Happy visualizations!
Jose Berengueres
Stockholm, Oct 25th 2019
How to use this book
What will you learn
- Identify the role of a narrative in a chart
- Transform data into information
- Synthesize knowledge
- Apply visual thinking tools to the decision-making process
- Select visual communication techniques to persuade
Updates to this edition
This edition adds two new chapters, one on bias by Marybeth Sandell and one on Psychology by Ali Fenwick. Whether you are using this book as course material for a data visualization course, in journalism, or in a data science minor; this is a solid foundation before getting hands on with Tableau, Excel or Python Pandas. We have also upgraded all the images to 600 DPI.
Exercises
There are several exercises in this book so it is helpful to have paper and black fiber tip pen 0.5-0.7mm such as Pilot EF or a Pilot Sign Pen available.
Slides
This book was born out of workshop full color slides that you can use in the classroom. To get them send an email to with subject DATAVIZ101 and link to your verified purchase review on Amazon.
Chapter 1 . Stories, Data & Narratives
Finding the purpose of the chart
Fig 1 These three magazines publish some of the most influential charts in the newsstand. None of them is made with Excel .
Before you start
Before visualizing, there is data. However, before working with data it is important to understand what knowledge is. What is knowledge to you? In this chapter, you will learn three things; (i) the difference between: data, information and knowledge; (ii) What wisdom is; and (iii) What the process to produce knowledge is.
What is data?
Exercise
What is data to you? We always open data visualization workshops with this exercise.
Fig 2 An exercise to understand what data is by relating it to knowledge.
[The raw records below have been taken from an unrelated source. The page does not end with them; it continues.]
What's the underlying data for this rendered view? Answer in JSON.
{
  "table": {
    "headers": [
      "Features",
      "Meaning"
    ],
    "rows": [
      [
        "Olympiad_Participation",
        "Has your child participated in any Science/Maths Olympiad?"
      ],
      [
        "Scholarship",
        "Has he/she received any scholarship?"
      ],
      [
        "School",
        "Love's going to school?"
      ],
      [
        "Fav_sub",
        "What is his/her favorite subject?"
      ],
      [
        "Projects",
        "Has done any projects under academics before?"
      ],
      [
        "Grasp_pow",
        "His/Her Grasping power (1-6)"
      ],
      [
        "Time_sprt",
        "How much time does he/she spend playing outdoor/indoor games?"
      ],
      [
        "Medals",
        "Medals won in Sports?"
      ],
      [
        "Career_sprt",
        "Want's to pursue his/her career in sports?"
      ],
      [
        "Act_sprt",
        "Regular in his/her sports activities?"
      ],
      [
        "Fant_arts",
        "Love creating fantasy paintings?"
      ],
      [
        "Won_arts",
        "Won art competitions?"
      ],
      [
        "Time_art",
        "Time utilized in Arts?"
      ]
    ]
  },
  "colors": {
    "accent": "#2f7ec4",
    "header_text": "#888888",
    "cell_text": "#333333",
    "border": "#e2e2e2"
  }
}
Data has many definitions. However, to understand, theres nothing like doing an exercise. There are various ways to learn something. By listening, by talking about it, by reading about it and, by doing it. Of those four, doing has the highest recall rate. Can you order the four words (data knowledge information wisdom)? Most students will come up with the following ordering:
data > information > knowledge > wisdom
Once the order of the words has been agreed, we can discuss the ordering criteria. Why did we order them the way we did? This is a great conversation starter. To ground the conversation, it further helps to list the attributes of the words at the extremes. What are the attributes that distinguish data vs. wisdom?
Data vs. wisdom
Exercise
Fig 3 An exercise used to understand the arrow of value between data and wisdom .
Solution
Fig 4 The arrow of value.
What is wisdom?
Data is many while wisdom is usually characterized by few . Data is abundant, wisdom is scarce. Value is closely correlated with scarcity too. This exercise is great to clarify the pervasive confusion between data, information, knowledge and its relationship to value, scarcity and wisdom.
How is wisdom made?
Fig 5 This arrow represents a process.
Jackie Chan says in one of his films, information is not knowledge, and knowledge is not wisdom. But what is wisdom? Is wisdom just knowledge in context? Is wisdom meta knowledge? knowledge about knowledge? And more importantly, knowing in which situation to apply a given knowledge? Even if the definition is not universal, what we are more interested in here is how to transform knowledge into wisdom. Why? Because it is a high added value activity and one of the reasons (if not the only reason) why companies employ data scientists. One way to arrive at wisdom is the Synthesis process the dialectic combination of thesis and antithesis into a higher truth.